Lately I’ve been reading in the Psalms of Ascent. These are the songs sung by the Israelites as they journeyed to Jerusalem for their annual feasts. This morning I lingered over Psalm 123:
To you I lift up my eyes,
O you who are enthroned in the heavens!
Behold, as the eyes of servants
look to the hand of their master,
as the eyes of a maidservant
to the hand of her mistress,
so our eyes look to the Lord our God,
till he has mercy upon us.
Have mercy upon us, O Lord, have mercy upon us,
for we have had more than enough of contempt.
Our soul has had more than enough
of the scorn of those who are at ease,
of the contempt of the proud. (v.1–4)
The phrase that caught my attention was “I lift up my eyes.” In the midst of “more than enough” suffering, the psalmist looks up to the One who is enthroned in heaven.

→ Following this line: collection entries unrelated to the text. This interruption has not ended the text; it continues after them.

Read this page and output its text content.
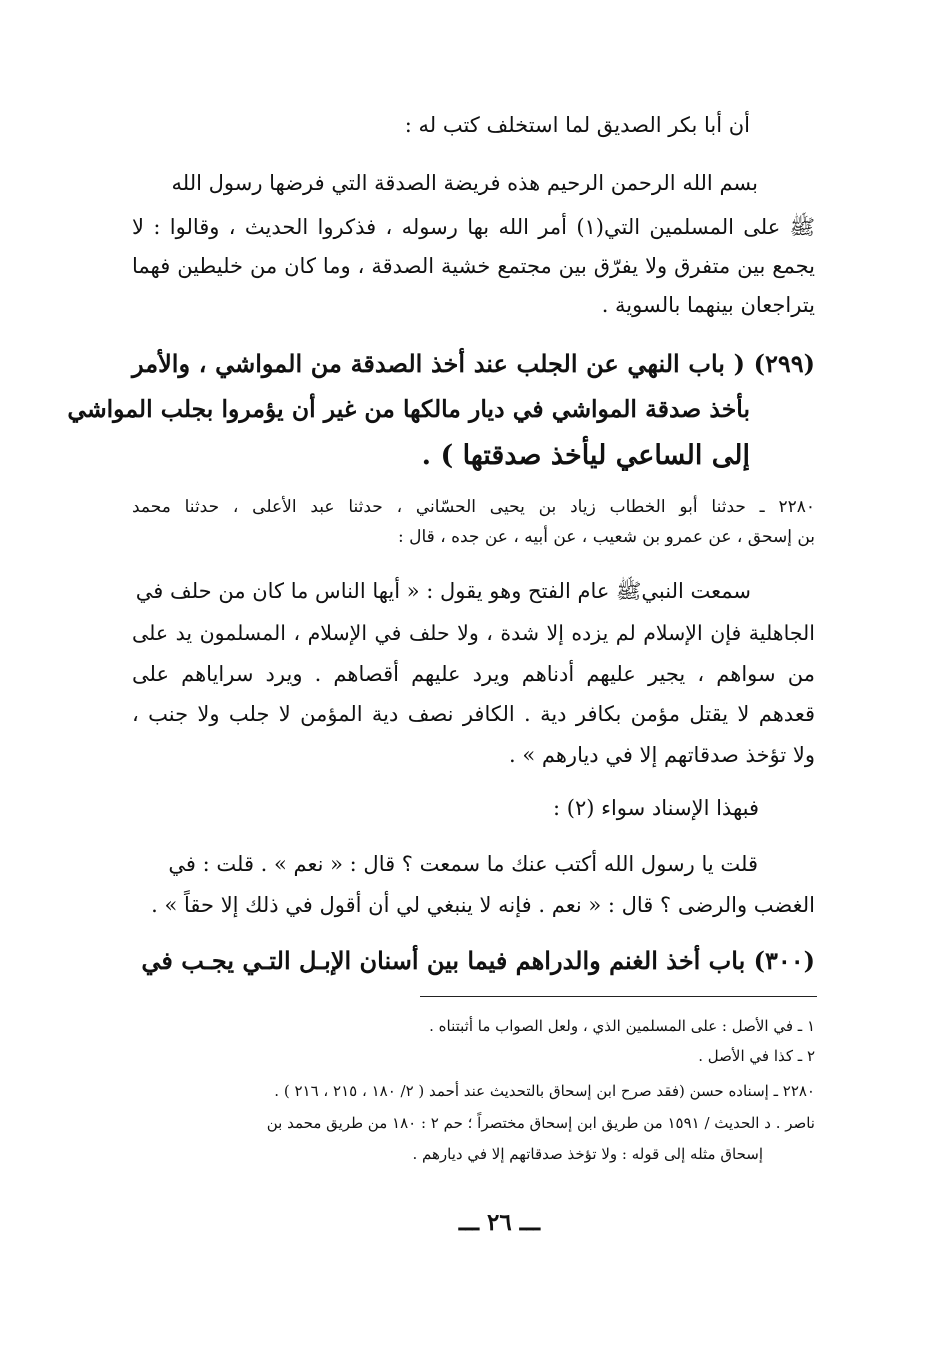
أن أبا بكر الصديق لما استخلف كتب له :
بسم الله الرحمن الرحيم هذه فريضة الصدقة التي فرضها رسول الله
ﷺ على المسلمين التي(١) أمر الله بها رسوله ، فذكروا الحديث ، وقالوا : لا
يجمع بين متفرق ولا يفرّق بين مجتمع خشية الصدقة ، وما كان من خليطين فهما
يتراجعان بينهما بالسوية .
(٢٩٩) ( باب النهي عن الجلب عند أخذ الصدقة من المواشي ، والأمر
بأخذ صدقة المواشي في ديار مالكها من غير أن يؤمروا بجلب المواشي
إلى الساعي ليأخذ صدقتها ) .
٢٢٨٠ ـ حدثنا أبو الخطاب زياد بن يحيى الحسّاني ، حدثنا عبد الأعلى ، حدثنا محمد
بن إسحق ، عن عمرو بن شعيب ، عن أبيه ، عن جده ، قال :
سمعت النبيﷺ عام الفتح وهو يقول : « أيها الناس ما كان من حلف في
الجاهلية فإن الإسلام لم يزده إلا شدة ، ولا حلف في الإسلام ، المسلمون يد على
من سواهم ، يجير عليهم أدناهم ويرد عليهم أقصاهم . ويرد سراياهم على
قعدهم لا يقتل مؤمن بكافر دية . الكافر نصف دية المؤمن لا جلب ولا جنب ،
ولا تؤخذ صدقاتهم إلا في ديارهم » .
فبهذا الإسناد سواء (٢) :
قلت يا رسول الله أكتب عنك ما سمعت ؟ قال : « نعم » . قلت : في
الغضب والرضى ؟ قال : « نعم . فإنه لا ينبغي لي أن أقول في ذلك إلا حقاً » .
(٣٠٠) باب أخذ الغنم والدراهم فيما بين أسنان الإبـل التـي يجـب في
١ ـ في الأصل : على المسلمين الذي ، ولعل الصواب ما أثبتناه .
٢ ـ كذا في الأصل .
٢٢٨٠ ـ إسناده حسن (فقد صرح ابن إسحاق بالتحديث عند أحمد ( ٢/ ١٨٠ ، ٢١٥ ، ٢١٦ ) .
ناصر . د الحديث / ١٥٩١ من طريق ابن إسحاق مختصراً ؛ حم ٢ : ١٨٠ من طريق محمد بن
إسحاق مثله إلى قوله : ولا تؤخذ صدقاتهم إلا في ديارهم .
ـــ ٢٦ ـــ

This is no casual glance upward. It is a fixed, steady, expectant gaze at the LORD. He calls out for and awaits God’s mercy. The psalmist appeals to the only one who can truly help, the King on his throne. This is similar to the focus of Psalm 121:1–2:
I lift up my eyes to the hills.
From where does my help come?
My help comes from the Lord,
who made heaven and earth.
Are you faced with “more than enough” hardship today? Do the challenges you face seem insurmountable? Does the journey seem too much? Where do you look for help? If you’re like me, you don’t always look up. In fact, too often we look out, we look in, or we look down. What do I mean?
Sometimes we “look out” expecting that our help comes from other people. There is a certain rightness to this. Others do bear our burdens (Gal 6:2). Others are called to encourage our faintheartedness and help our weakness (1 Thess 5:14). Others comfort us with the comfort of Christ (2 Cor 1:3–4). But they are not our Messiah. In their own human frailty, they often fall short of what we truly need.

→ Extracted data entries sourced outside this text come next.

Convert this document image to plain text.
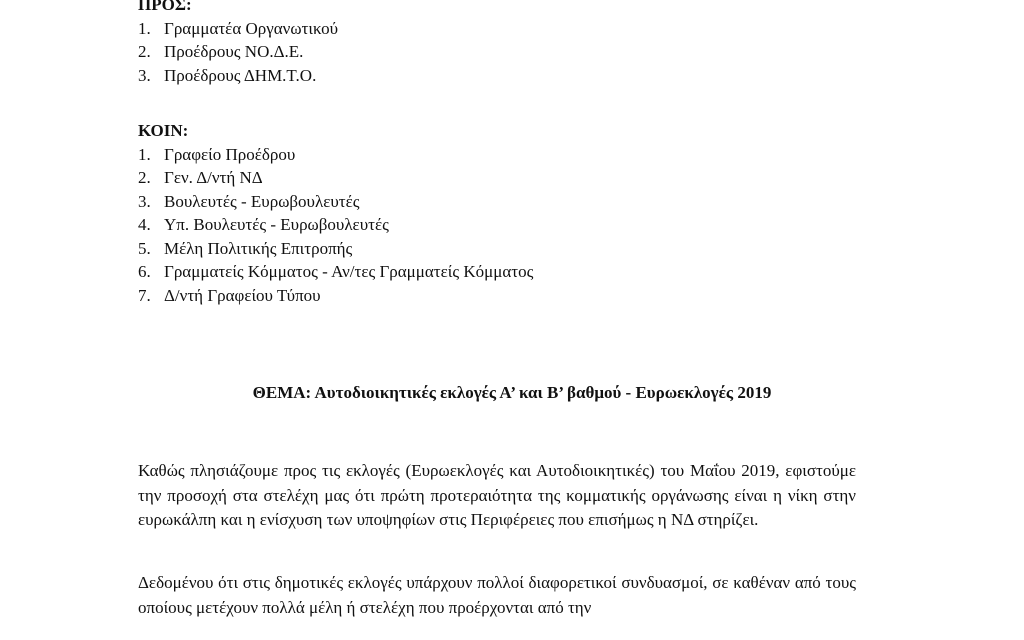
ΠΡΟΣ:
1. Γραμματέα Οργανωτικού
2. Προέδρους ΝΟ.Δ.Ε.
3. Προέδρους ΔΗΜ.Τ.Ο.
ΚΟΙΝ:
1. Γραφείο Προέδρου
2. Γεν. Δ/ντή ΝΔ
3. Βουλευτές - Ευρωβουλευτές
4. Υπ. Βουλευτές - Ευρωβουλευτές
5. Μέλη Πολιτικής Επιτροπής
6. Γραμματείς Κόμματος - Αν/τες Γραμματείς Κόμματος
7. Δ/ντή Γραφείου Τύπου
ΘΕΜΑ: Αυτοδιοικητικές εκλογές Α’ και Β’ βαθμού - Ευρωεκλογές 2019

Καθώς πλησιάζουμε προς τις εκλογές (Ευρωεκλογές και Αυτοδιοικητικές) του Μαΐου 2019, εφιστούμε την προσοχή στα στελέχη μας ότι πρώτη προτεραιότητα της κομματικής οργάνωσης είναι η νίκη στην ευρωκάλπη και η ενίσχυση των υποψηφίων στις Περιφέρειες που επισήμως η ΝΔ στηρίζει.

Δεδομένου ότι στις δημοτικές εκλογές υπάρχουν πολλοί διαφορετικοί συνδυασμοί, σε καθέναν από τους οποίους μετέχουν πολλά μέλη ή στελέχη που προέρχονται από την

If others are untrustworthy helpers and unable to bear the full weight of our suffering, where else do we look? Sometimes we “look in.” We look inward for the fortitude and perseverance to face our hardships. We ratchet up our planning and our doing. That strategy may work for a season but inevitably our small boat of personal resources swamps in the wind and waves of life in a fallen world. As I feverishly bail water, I realize I’m in a losing battle. The broken relationship is irreparable. The cancer is terminal. Reputation is forever tarnished. The chronic pain is truly chronic. The business will indeed fail. Then what? I find that at these points, too often I “look down.” I become discouraged and overwhelmed. Life shrinks to the rocky ground before me and in that earth-bound gaze I try to plod on.

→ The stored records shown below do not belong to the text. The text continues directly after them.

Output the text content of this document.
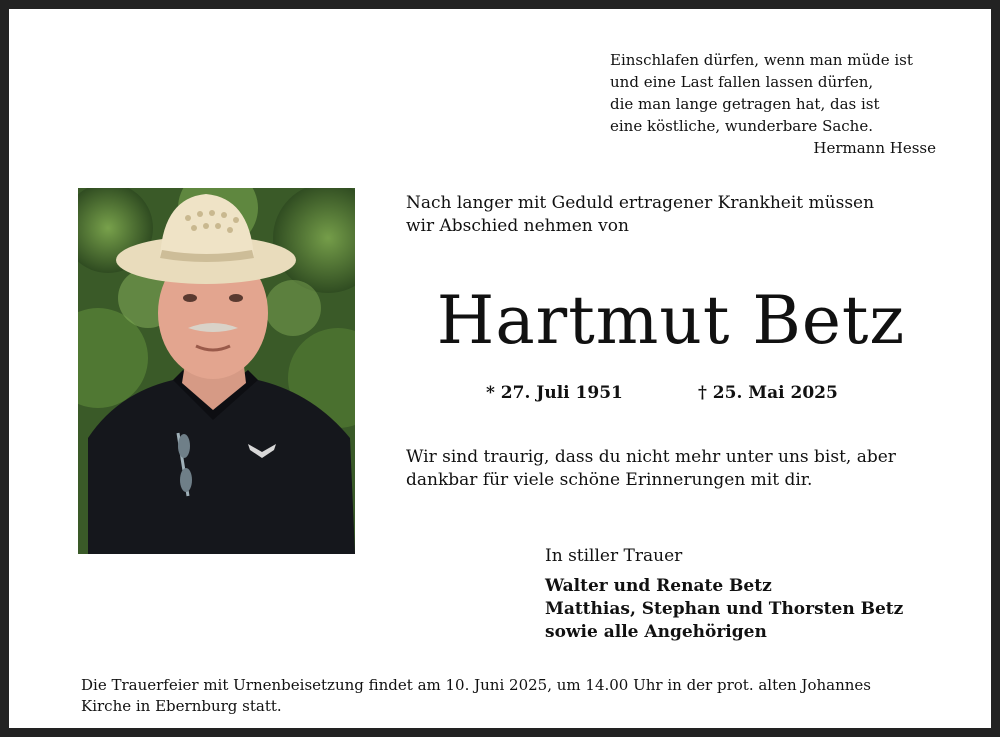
Einschlafen dürfen, wenn man müde ist
und eine Last fallen lassen dürfen,
die man lange getragen hat, das ist
eine köstliche, wunderbare Sache.
Hermann Hesse
Nach langer mit Geduld ertragener Krankheit müssen
wir Abschied nehmen von
Hartmut Betz
* 27. Juli 1951	† 25. Mai 2025
Wir sind traurig, dass du nicht mehr unter uns bist, aber
dankbar für viele schöne Erinnerungen mit dir.
In stiller Trauer
Walter und Renate Betz
Matthias, Stephan und Thorsten Betz
sowie alle Angehörigen
Die Trauerfeier mit Urnenbeisetzung findet am 10. Juni 2025, um 14.00 Uhr in der prot. alten Johannes
Kirche in Ebernburg statt.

When we experience the insufficiency of looking in, out, or down, this is precisely the point at which our loving and faithful Father King calls me—and you—to look up. To call out for mercy in our time of need. To fix our gaze on mercy personified—Jesus Christ—who sits enthroned in heaven. He faced “more than enough” suffering in the humiliation of his freely chosen incarnation, earthly life, and death (Phil 2:6-8). He was despised and rejected, a man of sorrows and well acquainted with grief (Isa 53:3). And in the midst of his horrific suffering, Jesus offered up prayers and supplications, with loud cries and tears, to him who was able to save him from death (Heb 5:7). In his resurrection victory over sin, suffering, and death he now invites you, weary traveler, to draw near to the throne of grace, that you may receive mercy and find grace in your time of need (Heb 4:16).
Look up to the merciful One who stands ready to help.